Cet engagement pour les autres l’amènera souvent à exercer de manière atypique.

En 1967, il soigne une femme témoin de Jéhovah qui refuse toute transfusion sanguine durant l’opération.

Le chirurgien fera tout son possible pour accéder à sa demande, en mémoire d’un médecin allemand, témoin de Jéhovah qui lui avait sauvé la vie à Auschwitz.

Le métier chevillé au corps

Plus tard, il prendra en charge une consultation de chirurgie au centre hospitalier psychiatrique de Villejuif, où il réalise des opérations en ambulatoire, sans anesthésie générale.

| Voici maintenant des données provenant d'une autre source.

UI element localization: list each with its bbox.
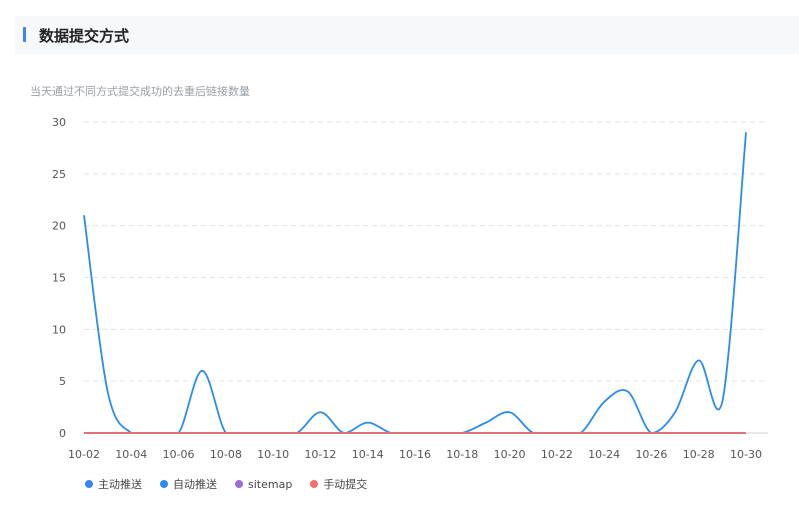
x-tick-label: 10-04 <box>115 448 147 461</box>
line-chart: 0 5 10 15 20 25 30 10-02 10-04 10-06 10-08 10-10 10-… <box>52 116 768 461</box>
y-tick-label: 0 <box>59 427 66 440</box>
y-tick-label: 15 <box>52 272 66 285</box>
chart-legend: 主动推送 自动推送 sitemap 手动提交 <box>85 476 367 492</box>
y-tick-label: 10 <box>52 323 66 336</box>
legend-label: 手动提交 <box>323 478 368 491</box>
x-tick-label: 10-30 <box>730 448 762 461</box>
x-tick-label: 10-06 <box>163 448 195 461</box>
x-tick-label: 10-20 <box>494 448 526 461</box>
x-tick-label: 10-08 <box>210 448 242 461</box>
legend-label: sitemap <box>248 477 293 491</box>
legend-label: 自动推送 <box>173 478 217 491</box>
series-line-1 <box>83 132 747 434</box>
x-tick-label: 10-16 <box>399 448 431 461</box>
x-tick-label: 10-18 <box>446 448 478 461</box>
legend-marker <box>85 480 93 488</box>
legend-marker <box>310 480 319 488</box>
x-tick-label: 10-28 <box>683 448 715 461</box>
legend-label: 主动推送 <box>98 478 142 491</box>
x-tick-label: 10-02 <box>68 448 100 461</box>
legend-marker <box>235 480 243 488</box>
legend-item[interactable]: 手动提交 <box>310 476 367 492</box>
y-tick-label: 30 <box>52 116 66 129</box>
header-accent-bar <box>23 27 26 42</box>
x-tick-label: 10-22 <box>541 448 573 461</box>
y-tick-label: 20 <box>52 220 66 233</box>
legend-item[interactable]: 自动推送 <box>160 476 217 492</box>
x-tick-label: 10-12 <box>304 448 336 461</box>
y-tick-label: 25 <box>52 168 66 181</box>
legend-item[interactable]: sitemap <box>235 476 292 492</box>
section-header: 数据提交方式 <box>15 16 799 54</box>
x-tick-label: 10-24 <box>588 448 620 461</box>
x-tick-label: 10-14 <box>352 448 384 461</box>
legend-marker <box>160 480 168 488</box>
section-title: 数据提交方式 <box>39 27 130 45</box>
legend-item[interactable]: 主动推送 <box>85 476 142 492</box>
x-tick-label: 10-26 <box>635 448 667 461</box>
chart-subtitle: 当天通过不同方式提交成功的去重后链接数量 <box>30 85 250 98</box>
y-tick-label: 5 <box>59 375 66 388</box>
x-tick-label: 10-10 <box>257 448 289 461</box>
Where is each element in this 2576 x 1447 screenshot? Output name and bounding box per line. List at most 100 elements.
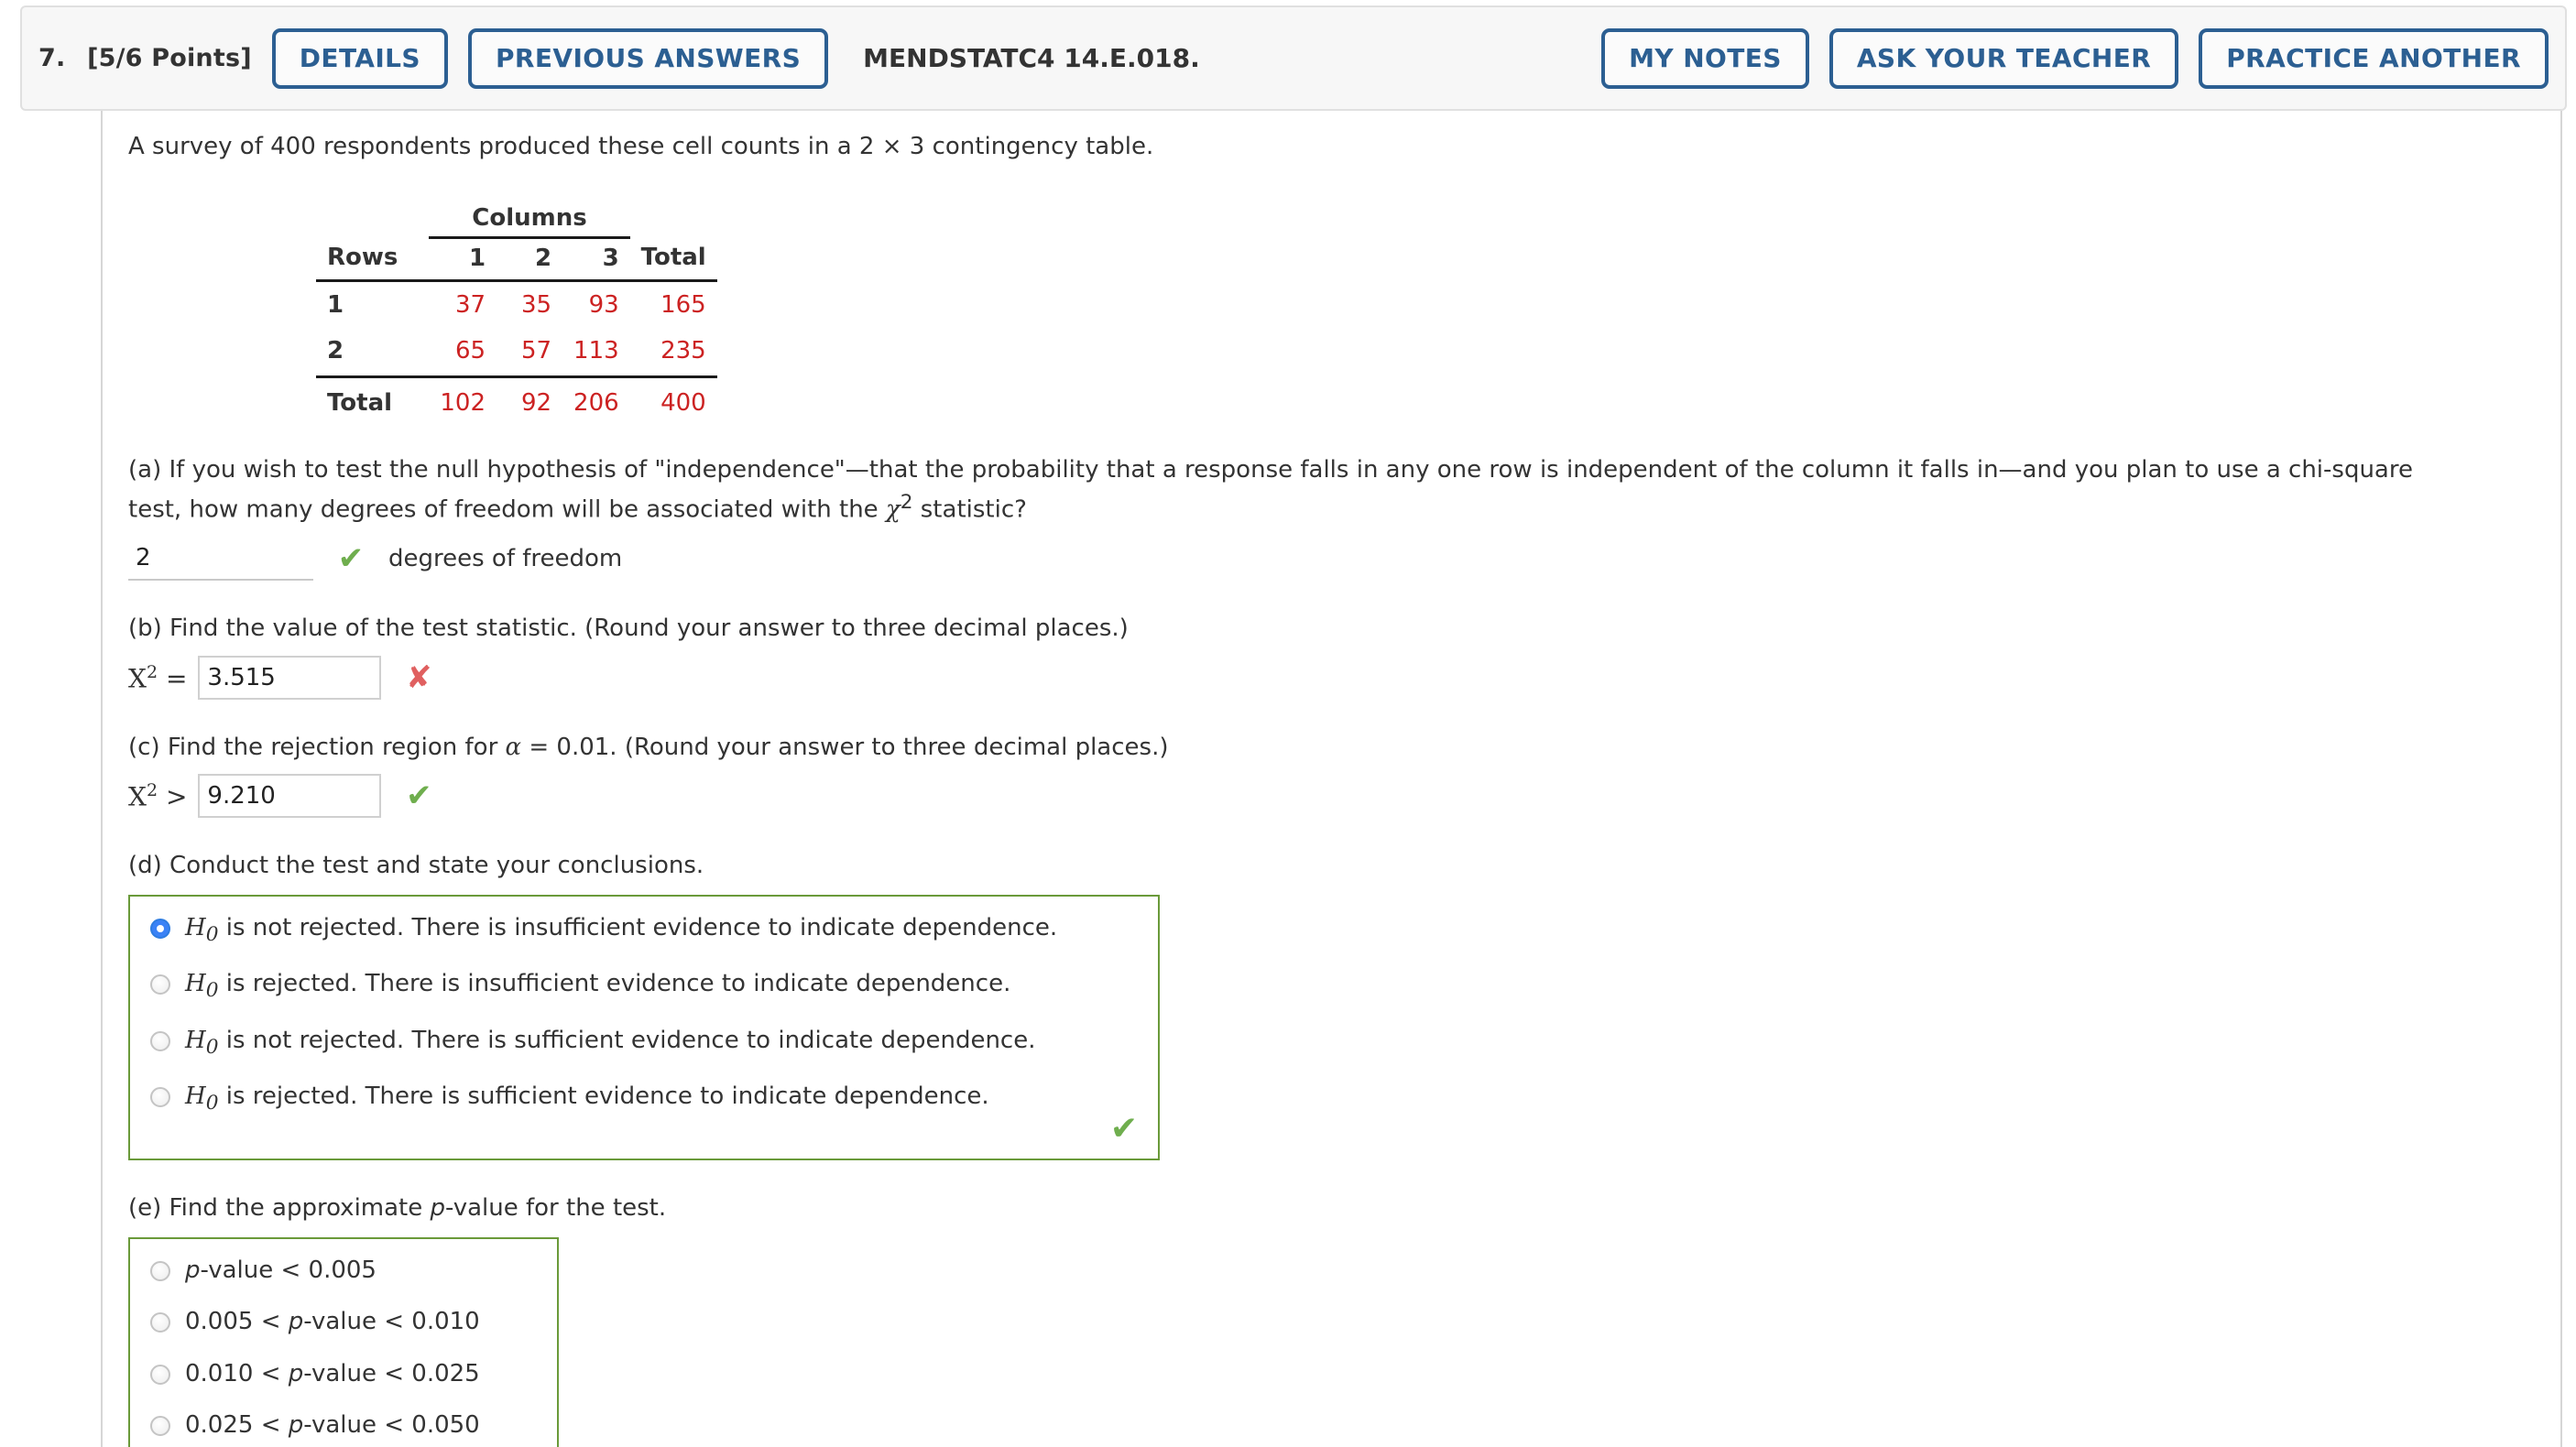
cell-r2c1: 65 bbox=[429, 328, 497, 378]
radio-icon[interactable] bbox=[150, 919, 170, 940]
part-a-correct-icon: ✔ bbox=[337, 540, 365, 578]
cell-total-c3: 206 bbox=[573, 389, 619, 417]
table-header-row: Rows 1 2 3 Total bbox=[316, 237, 717, 282]
part-d-option-2[interactable]: H0 is rejected. There is insufficient ev… bbox=[150, 969, 1138, 1003]
cell-grand-total: 400 bbox=[660, 389, 706, 417]
previous-answers-button[interactable]: PREVIOUS ANSWERS bbox=[467, 27, 829, 89]
part-c-label-sup: 2 bbox=[146, 780, 158, 801]
question-number-and-points: 7. [5/6 Points] bbox=[38, 44, 252, 72]
ask-your-teacher-button[interactable]: ASK YOUR TEACHER bbox=[1828, 27, 2179, 89]
row-label-2: 2 bbox=[316, 328, 430, 378]
part-e-option-3-label: 0.010 < p-value < 0.025 bbox=[185, 1359, 480, 1389]
part-e-option-2[interactable]: 0.005 < p-value < 0.010 bbox=[150, 1307, 537, 1337]
h0-subscript: 0 bbox=[205, 923, 219, 947]
p-symbol: p bbox=[185, 1256, 201, 1284]
part-d-correct-icon: ✔ bbox=[1109, 1110, 1138, 1148]
part-b-answer-input[interactable] bbox=[198, 655, 382, 700]
radio-icon[interactable] bbox=[150, 1416, 170, 1437]
my-notes-button[interactable]: MY NOTES bbox=[1601, 27, 1809, 89]
part-e-option-1[interactable]: p-value < 0.005 bbox=[150, 1256, 537, 1286]
radio-icon[interactable] bbox=[150, 1030, 170, 1051]
part-d: (d) Conduct the test and state your conc… bbox=[128, 849, 2556, 1161]
part-b-answer-row: X2 = ✘ bbox=[128, 655, 2556, 700]
h0-subscript: 0 bbox=[205, 1092, 219, 1115]
column-header-3: 3 bbox=[562, 237, 630, 282]
part-d-options-group: H0 is not rejected. There is insufficien… bbox=[128, 895, 1160, 1161]
part-d-option-1-rest: is not rejected. There is insufficient e… bbox=[218, 914, 1058, 942]
part-d-option-1[interactable]: H0 is not rejected. There is insufficien… bbox=[150, 913, 1138, 947]
part-e-options-group: p-value < 0.005 0.005 < p-value < 0.010 … bbox=[128, 1236, 559, 1447]
part-e-text-pre: (e) Find the approximate bbox=[128, 1194, 431, 1223]
part-e-question: (e) Find the approximate p-value for the… bbox=[128, 1191, 2460, 1226]
part-d-option-3[interactable]: H0 is not rejected. There is sufficient … bbox=[150, 1026, 1138, 1060]
part-c-label-rel: > bbox=[165, 781, 188, 812]
part-a-answer-input[interactable] bbox=[128, 537, 313, 582]
part-b: (b) Find the value of the test statistic… bbox=[128, 612, 2556, 700]
right-divider-rule bbox=[2560, 111, 2562, 1447]
group-header-blank-total bbox=[630, 199, 717, 238]
cell-total-c1: 102 bbox=[440, 389, 486, 417]
question-header-bar: 7. [5/6 Points] DETAILS PREVIOUS ANSWERS… bbox=[20, 5, 2567, 111]
module-code-label: MENDSTATC4 14.E.018. bbox=[863, 43, 1200, 73]
points-badge: [5/6 Points] bbox=[87, 44, 252, 72]
part-b-incorrect-icon: ✘ bbox=[406, 658, 432, 696]
cell-r1-total: 165 bbox=[660, 291, 706, 319]
part-e-option-4[interactable]: 0.025 < p-value < 0.050 bbox=[150, 1410, 537, 1441]
part-e-option-1-post: -value < 0.005 bbox=[200, 1256, 377, 1284]
table-totals-row: Total 102 92 206 400 bbox=[316, 377, 717, 423]
radio-icon[interactable] bbox=[150, 1260, 170, 1281]
part-e: (e) Find the approximate p -value for the… bbox=[128, 1191, 2556, 1447]
part-b-label-rel: = bbox=[165, 662, 188, 693]
part-c-correct-icon: ✔ bbox=[406, 778, 432, 815]
cell-r2c2: 57 bbox=[497, 328, 563, 378]
part-b-question: (b) Find the value of the test statistic… bbox=[128, 615, 1129, 643]
part-c-answer-input[interactable] bbox=[198, 774, 382, 819]
part-e-option-4-label: 0.025 < p-value < 0.050 bbox=[185, 1410, 480, 1441]
h0-symbol: H bbox=[185, 970, 206, 998]
chi-symbol: χ bbox=[885, 495, 901, 524]
part-c: (c) Find the rejection region for α = 0.… bbox=[128, 731, 2556, 819]
page-root: 7. [5/6 Points] DETAILS PREVIOUS ANSWERS… bbox=[0, 0, 2576, 1447]
part-a-question-line1: (a) If you wish to test the null hypothe… bbox=[128, 456, 2413, 484]
part-c-label-base: X bbox=[128, 781, 147, 812]
part-e-option-3-pre: 0.010 < bbox=[185, 1359, 289, 1387]
table-row: 1 37 35 93 165 bbox=[316, 281, 717, 329]
radio-icon[interactable] bbox=[150, 1086, 170, 1107]
intro-text: A survey of 400 respondents produced the… bbox=[128, 133, 1154, 160]
part-e-option-3[interactable]: 0.010 < p-value < 0.025 bbox=[150, 1359, 537, 1389]
part-b-label-base: X bbox=[128, 662, 147, 693]
group-header-blank bbox=[316, 199, 429, 238]
h0-symbol: H bbox=[185, 1082, 206, 1110]
h0-symbol: H bbox=[185, 914, 206, 942]
part-e-option-2-pre: 0.005 < bbox=[185, 1308, 289, 1336]
practice-another-button[interactable]: PRACTICE ANOTHER bbox=[2199, 27, 2549, 89]
question-body: A survey of 400 respondents produced the… bbox=[128, 111, 2556, 1447]
cell-r1c2: 35 bbox=[520, 291, 552, 319]
cell-r1c3: 93 bbox=[588, 291, 619, 319]
left-divider-rule bbox=[101, 111, 103, 1447]
cell-r2-total: 235 bbox=[629, 328, 717, 378]
radio-icon[interactable] bbox=[150, 1364, 170, 1385]
p-symbol: p bbox=[288, 1359, 304, 1387]
part-d-option-4-rest: is rejected. There is sufficient evidenc… bbox=[218, 1082, 989, 1110]
part-e-option-4-pre: 0.025 < bbox=[185, 1411, 289, 1440]
column-header-total: Total bbox=[629, 237, 717, 282]
alpha-symbol: α bbox=[505, 733, 522, 761]
part-a: (a) If you wish to test the null hypothe… bbox=[128, 453, 2556, 582]
table-group-header-row: Columns bbox=[316, 199, 717, 239]
part-b-label-sup: 2 bbox=[146, 661, 158, 682]
part-d-question: (d) Conduct the test and state your conc… bbox=[128, 852, 704, 880]
h0-subscript: 0 bbox=[205, 979, 219, 1003]
part-a-unit-label: degrees of freedom bbox=[388, 545, 623, 573]
details-button[interactable]: DETAILS bbox=[271, 27, 448, 89]
radio-icon[interactable] bbox=[150, 974, 170, 995]
radio-icon[interactable] bbox=[150, 1312, 170, 1333]
part-e-option-2-post: -value < 0.010 bbox=[303, 1308, 480, 1336]
chi-exponent: 2 bbox=[900, 490, 913, 514]
part-e-option-2-label: 0.005 < p-value < 0.010 bbox=[185, 1307, 480, 1337]
contingency-table: Columns Rows 1 2 3 Total 1 37 35 93 165 … bbox=[316, 199, 717, 422]
part-d-option-4[interactable]: H0 is rejected. There is sufficient evid… bbox=[150, 1082, 1138, 1115]
part-e-text-post: -value for the test. bbox=[445, 1194, 667, 1223]
part-b-statistic-label: X2 = bbox=[128, 662, 187, 693]
part-d-option-4-label: H0 is rejected. There is sufficient evid… bbox=[185, 1082, 989, 1115]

Il occupera ce poste pendant 30 ans, malgré des hésitations lorsqu’il lui fut proposé.

« Je me suis rappelé que dès 1940, les nazis s’étaient employés à exterminer les pensionnaires des hôpitaux psychiatriques. [… ] J’ai accepté la proposition », explique le père d’Agnès Buzyn.

Il ne renoncera jamais vraiment à son métier. Après la retraite, il s’engage comme chirurgien bénévole dans des missions humanitaires en Afrique où il est confronté à un contexte de pénurie qui l’amène à « revenir à des pratiques anciennes au temps où il n’y avait ni matériel ni d’autres choix ».

« L’humanité, Élie Buzyn la porte avec force et exemplarité », écrit en hommage son beau-frère, Jacques Wrobel, lui-même anesthésiste-réanimateur.